The wall began to be dismantled in a month, and then the two Germany reunified a year later. Another year after that, Soviet Union was no more. The reunification of Germany is still going on, as the disparity between the two former Germanies were rather large. Economically, the west basically gobbled up the east, with GDP a magnitude larger. West Germany took over the politics, production, farming, industries, and practically everything, leaving East Germany with very few to work with, hence why most of the large cities and industrial centers of Germany still do not lie within the previously East German territories. However, one sign of the socialism regime still lingers on till this day. If you ever cross a street in Berlin, pay attention to the pedestrian lights.

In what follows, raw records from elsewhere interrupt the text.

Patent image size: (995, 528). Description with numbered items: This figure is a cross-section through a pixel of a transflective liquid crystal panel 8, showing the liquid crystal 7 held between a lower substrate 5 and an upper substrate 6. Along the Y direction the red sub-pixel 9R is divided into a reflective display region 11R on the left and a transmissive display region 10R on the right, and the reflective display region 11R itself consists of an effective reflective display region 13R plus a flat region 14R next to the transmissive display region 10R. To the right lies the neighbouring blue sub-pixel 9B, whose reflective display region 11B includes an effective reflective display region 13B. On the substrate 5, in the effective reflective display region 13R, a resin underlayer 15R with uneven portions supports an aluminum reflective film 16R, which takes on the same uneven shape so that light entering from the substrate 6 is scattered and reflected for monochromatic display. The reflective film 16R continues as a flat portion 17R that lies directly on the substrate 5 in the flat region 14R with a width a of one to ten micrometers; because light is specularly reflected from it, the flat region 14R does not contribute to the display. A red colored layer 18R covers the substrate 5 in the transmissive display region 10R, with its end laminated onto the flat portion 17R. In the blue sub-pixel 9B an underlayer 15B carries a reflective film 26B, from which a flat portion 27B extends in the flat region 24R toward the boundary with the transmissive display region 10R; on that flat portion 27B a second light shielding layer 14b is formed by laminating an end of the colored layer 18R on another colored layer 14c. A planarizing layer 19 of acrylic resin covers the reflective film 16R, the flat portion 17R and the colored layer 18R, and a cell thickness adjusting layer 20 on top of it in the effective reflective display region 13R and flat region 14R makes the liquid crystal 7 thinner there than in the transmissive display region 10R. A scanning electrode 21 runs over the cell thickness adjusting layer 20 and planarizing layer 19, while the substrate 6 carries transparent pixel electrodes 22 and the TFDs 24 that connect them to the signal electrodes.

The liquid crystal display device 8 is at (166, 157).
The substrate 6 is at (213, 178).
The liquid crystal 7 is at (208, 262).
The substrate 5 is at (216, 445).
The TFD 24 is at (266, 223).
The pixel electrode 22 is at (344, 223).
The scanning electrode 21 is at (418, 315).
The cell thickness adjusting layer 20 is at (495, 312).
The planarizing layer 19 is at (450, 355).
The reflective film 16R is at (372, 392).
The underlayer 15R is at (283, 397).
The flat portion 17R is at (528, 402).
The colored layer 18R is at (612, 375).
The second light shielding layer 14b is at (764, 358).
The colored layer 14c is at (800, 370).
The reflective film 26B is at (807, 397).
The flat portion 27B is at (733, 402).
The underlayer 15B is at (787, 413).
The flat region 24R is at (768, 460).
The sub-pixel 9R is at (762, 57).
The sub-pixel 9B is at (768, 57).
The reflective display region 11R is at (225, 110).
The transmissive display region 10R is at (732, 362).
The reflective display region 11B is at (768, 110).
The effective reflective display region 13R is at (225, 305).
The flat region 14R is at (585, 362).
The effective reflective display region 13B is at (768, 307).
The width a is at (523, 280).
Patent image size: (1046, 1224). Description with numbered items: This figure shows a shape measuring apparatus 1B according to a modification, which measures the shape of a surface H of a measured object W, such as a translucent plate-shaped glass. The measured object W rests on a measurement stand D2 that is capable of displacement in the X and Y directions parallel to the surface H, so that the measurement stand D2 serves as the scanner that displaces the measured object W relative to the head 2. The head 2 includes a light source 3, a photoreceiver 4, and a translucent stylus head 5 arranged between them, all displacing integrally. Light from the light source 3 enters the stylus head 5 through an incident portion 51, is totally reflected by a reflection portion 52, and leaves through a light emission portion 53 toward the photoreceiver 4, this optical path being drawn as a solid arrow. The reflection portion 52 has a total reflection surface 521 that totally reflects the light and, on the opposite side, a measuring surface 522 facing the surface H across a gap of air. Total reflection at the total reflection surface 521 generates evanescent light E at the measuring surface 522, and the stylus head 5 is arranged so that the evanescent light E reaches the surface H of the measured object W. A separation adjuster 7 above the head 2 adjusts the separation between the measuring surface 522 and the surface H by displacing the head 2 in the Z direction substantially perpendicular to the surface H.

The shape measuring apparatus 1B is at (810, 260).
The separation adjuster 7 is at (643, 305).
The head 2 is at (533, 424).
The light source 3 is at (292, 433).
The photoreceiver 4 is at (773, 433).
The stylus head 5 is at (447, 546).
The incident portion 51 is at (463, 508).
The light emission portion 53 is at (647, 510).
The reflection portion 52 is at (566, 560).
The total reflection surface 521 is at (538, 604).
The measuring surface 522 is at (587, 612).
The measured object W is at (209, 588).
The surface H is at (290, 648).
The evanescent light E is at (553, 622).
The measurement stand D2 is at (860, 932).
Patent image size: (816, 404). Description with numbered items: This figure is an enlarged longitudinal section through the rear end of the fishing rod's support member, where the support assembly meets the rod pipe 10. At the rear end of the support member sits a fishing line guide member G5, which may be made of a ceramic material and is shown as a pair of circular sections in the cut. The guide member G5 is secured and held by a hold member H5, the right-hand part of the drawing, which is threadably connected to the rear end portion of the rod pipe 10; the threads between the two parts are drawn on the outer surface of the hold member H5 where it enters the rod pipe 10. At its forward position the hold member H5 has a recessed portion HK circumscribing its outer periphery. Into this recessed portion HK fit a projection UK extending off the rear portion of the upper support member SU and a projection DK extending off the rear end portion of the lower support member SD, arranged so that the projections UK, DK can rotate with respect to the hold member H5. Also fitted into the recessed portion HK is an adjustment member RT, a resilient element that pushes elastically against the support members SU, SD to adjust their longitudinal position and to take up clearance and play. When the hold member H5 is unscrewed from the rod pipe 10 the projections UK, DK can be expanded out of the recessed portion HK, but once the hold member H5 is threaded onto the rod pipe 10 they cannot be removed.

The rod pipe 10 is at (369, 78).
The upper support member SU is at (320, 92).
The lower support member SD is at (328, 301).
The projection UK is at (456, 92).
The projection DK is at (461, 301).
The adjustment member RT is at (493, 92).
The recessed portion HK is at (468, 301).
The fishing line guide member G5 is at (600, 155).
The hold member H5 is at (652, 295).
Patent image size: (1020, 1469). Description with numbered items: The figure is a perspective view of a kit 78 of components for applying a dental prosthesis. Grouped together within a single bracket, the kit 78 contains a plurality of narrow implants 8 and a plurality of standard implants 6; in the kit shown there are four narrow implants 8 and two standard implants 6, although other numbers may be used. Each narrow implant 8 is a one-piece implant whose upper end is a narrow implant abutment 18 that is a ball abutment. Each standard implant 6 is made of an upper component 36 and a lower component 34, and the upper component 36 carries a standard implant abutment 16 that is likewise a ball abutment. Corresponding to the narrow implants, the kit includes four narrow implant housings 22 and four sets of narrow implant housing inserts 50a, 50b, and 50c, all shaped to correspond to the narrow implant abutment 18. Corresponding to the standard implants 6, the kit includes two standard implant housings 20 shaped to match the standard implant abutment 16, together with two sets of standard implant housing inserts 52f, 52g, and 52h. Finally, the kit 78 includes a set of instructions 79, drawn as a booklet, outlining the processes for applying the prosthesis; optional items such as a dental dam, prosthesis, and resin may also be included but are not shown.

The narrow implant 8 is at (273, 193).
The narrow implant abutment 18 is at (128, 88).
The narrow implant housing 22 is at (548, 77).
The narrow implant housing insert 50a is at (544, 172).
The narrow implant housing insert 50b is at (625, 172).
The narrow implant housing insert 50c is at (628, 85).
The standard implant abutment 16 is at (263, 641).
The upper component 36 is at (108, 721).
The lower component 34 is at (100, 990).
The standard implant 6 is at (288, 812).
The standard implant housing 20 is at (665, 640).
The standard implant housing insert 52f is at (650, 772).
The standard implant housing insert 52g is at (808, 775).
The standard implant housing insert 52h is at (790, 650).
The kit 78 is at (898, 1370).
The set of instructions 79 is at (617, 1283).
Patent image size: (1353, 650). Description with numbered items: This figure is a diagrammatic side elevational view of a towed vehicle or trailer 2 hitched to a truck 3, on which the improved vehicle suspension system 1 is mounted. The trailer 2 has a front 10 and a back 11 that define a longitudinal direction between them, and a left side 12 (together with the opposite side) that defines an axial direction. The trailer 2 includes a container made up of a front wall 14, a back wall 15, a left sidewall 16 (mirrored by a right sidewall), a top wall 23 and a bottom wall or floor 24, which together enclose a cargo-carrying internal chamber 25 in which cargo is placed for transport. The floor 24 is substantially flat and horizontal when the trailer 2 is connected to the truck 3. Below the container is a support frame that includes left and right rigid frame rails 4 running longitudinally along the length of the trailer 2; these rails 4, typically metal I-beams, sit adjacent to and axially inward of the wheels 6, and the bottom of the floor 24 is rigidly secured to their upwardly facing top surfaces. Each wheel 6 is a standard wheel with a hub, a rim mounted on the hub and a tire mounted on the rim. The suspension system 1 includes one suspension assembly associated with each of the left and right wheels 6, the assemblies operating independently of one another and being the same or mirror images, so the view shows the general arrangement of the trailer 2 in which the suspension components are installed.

For any street in the territories that was previously East Berlin, you can find a rather interesting man with hats as the signage, while in western parts, you will only find boring normal looking lights. It is the only tradition kept by the East Berliners in modern times. This is also the easiest way to figure out which area you are in without consulting a map, as both sides of Berlin had been homogenized.
Ich bin ein Berliner
And this concludes my Berliner days. I hope you learned things that you have never known before, and discovered a Berlin different than what you had in mind. This is one of the most dynamic and historically interesting cities in the world. Prussian imperialism, Napoleonic battles, scientific revolution, Museum Island, Hitler’s last stand, the Cold War, and eventually the fall of worldwide communism, as well as the center of European Union in modern times, Berlin has been at the forefront of every single major action ever since its creation. In fact, it is hard to find another place that has stories this plentiful and eventful. Berlin is the event horizon of the world, where east and west, past and future, collide, sprakle, mingle, intertwine. And for a city that has just been reunified and reborn in most people’s lifetimes, this capital is still growing, merging and transforming, to a future where walls are not needed.
Everyone should come to this city, because once you have reached this event horizon, you will be sucked into this irresistable hole of intrigue, and never look back.